I have a large dataset of nearly 200,000 rows and 20 columns (mix of numeric and string data). Each row has a unique identifier. Less than 100 rows have duplicate identifiers. I am trying to determine 2 things:
I've seen several other SO posts, but they usually discuss duplicates by columns, not rows and/or compare across data frames instead of within them.
Here is a small data example.
Note there are org_id values (a,b,c), of which a & b are duplicates. All values across the columns are duplicate for org_id a, but not org_id b.
# load toy data
df <- data.frame(org_id=c("a","a","b","b","b","c"),
thing=c("1","1","1","1","2","1"),
name=c("really_long_A_name_here", "really_long_A_name_here", "really_long_B_name_here", "really_long_B2_name_here", "really_long_B_name_here", "really_long_C_name_here"),
start=c("2020-10-31", "2020-10-31", "2022-09-17", "2022-09-17", "2022-09-17", "2023-05-11") )
df
org_id | score | name | start |
---|---|---|---|
a | 1 | really_long_A_name_here | 2020-10-31 |
a | 1 | really_long_A_name_here | 2020-10-31 |
b | 1 | really_long_B_name_here | 2022-09-17 |
b | 1 | really_long_B2_name_here | 2022-09-17 |
b | 2 | really_long_B_name_here | 2022-09-17 |
c | 1 | really_long_C_name_here | 2023-05-11 |
Here is an example of what I need: First, another data frame to tell me which org_id have duplicate row values, such as:
exact_dup | dup_orgs |
---|---|
TRUE | a |
FALSE | b |
So far, I combined row data into a long string for comparison. The code below works but seems clunky. Any suggestions on how to improve this?
# create a long string for each row
df$x <- apply(df, 1, paste0, collapse="|")
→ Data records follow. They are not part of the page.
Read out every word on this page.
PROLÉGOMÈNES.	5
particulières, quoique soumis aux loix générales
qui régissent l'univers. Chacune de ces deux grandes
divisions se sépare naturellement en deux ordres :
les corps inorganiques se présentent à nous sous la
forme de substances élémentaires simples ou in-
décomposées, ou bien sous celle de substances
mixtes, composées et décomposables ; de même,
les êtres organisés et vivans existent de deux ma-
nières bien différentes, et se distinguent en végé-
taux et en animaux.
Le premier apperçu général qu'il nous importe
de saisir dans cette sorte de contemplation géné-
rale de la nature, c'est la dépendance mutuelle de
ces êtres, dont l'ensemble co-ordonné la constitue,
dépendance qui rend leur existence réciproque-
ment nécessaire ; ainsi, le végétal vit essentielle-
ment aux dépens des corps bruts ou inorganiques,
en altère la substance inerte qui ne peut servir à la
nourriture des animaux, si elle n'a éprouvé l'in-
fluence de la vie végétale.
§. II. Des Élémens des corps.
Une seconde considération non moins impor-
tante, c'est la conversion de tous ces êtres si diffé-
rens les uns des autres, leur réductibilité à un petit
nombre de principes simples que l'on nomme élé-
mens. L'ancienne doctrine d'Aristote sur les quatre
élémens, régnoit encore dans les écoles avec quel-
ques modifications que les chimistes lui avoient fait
# placeholder dataframe to identify which uplicate rows in the data are exact duplicates across the entire row
review_dups <- data.frame(exact_dup = NA, dup_orgs = df |> filter(duplicated(org_id)==TRUE) |> distinct(org_id)|> pull(org_id) )
# loop to find differences
for(i in 1:nrow(review_dups)){
n <- df |> filter(org_id == review_dups$dup_orgs[i]) |> select(x) |> count(x) |> pull(n) |> max()
dup_rows <- df |> filter(org_id == review_dups$dup_orgs[i]) |> nrow()
review_dups[i,1] <- n==dup_rows
rm(n, dup_rows)
}
rm(i)
# view results
review_dups
Second, I need a way to report those data columns that don't match the rest of the rows for rows with duplicate org_id.
So, the output should tell me the org_id b score column and name column differ.
Preferably, the report values could appear as a third results column on the duplicate check data frame example above, but I'm open to different reporting options.
I don't yet have a code solution for this part.
Thanks!
I'm inferring that you're only concerned with comparing the 2nd and subsequent rows with the 1st row, not a complete pairwise set of differences.
This adds a column to the original frame that gives a comma-separated list of column names.
df$dupe_differences <- unlist(by(df, df$org_id, function(dat) {
if (nrow(dat) == 1) return(NA)
c("", sapply(2:nrow(dat), function(i) {
same <- mapply(Negate(`%in%`), dat[1,], dat[i,])
paste(names(same[same]), collapse = ",")
}))
}))
df
# org_id thing name start dupe_differences
# 1 a 1 really_long_A_name_here 2020-10-31
# 2 a 1 really_long_A_name_here 2020-10-31
# 3 b 1 really_long_B_name_here 2022-09-17
# 4 b 1 really_long_B2_name_here 2022-09-17 name
# 5 b 2 really_long_B_name_here 2022-09-17 thing
# 6 c 1 really_long_C_name_here 2023-05-11 <NA>
The distinction is unambiguous:
NA
means there are no duplicates, that row is unique""
(empty string) means that its contents are identical with the first row of that dupe-setFrom here, you can easily filter out the specific rows you want using is.na(.)
(for no-dupes), !is.na(.) & !nzchar(.)
for rows identical to the first row (including the first row), and !is.na(.) & nzchar(.)
for rows that are duplicates with differences.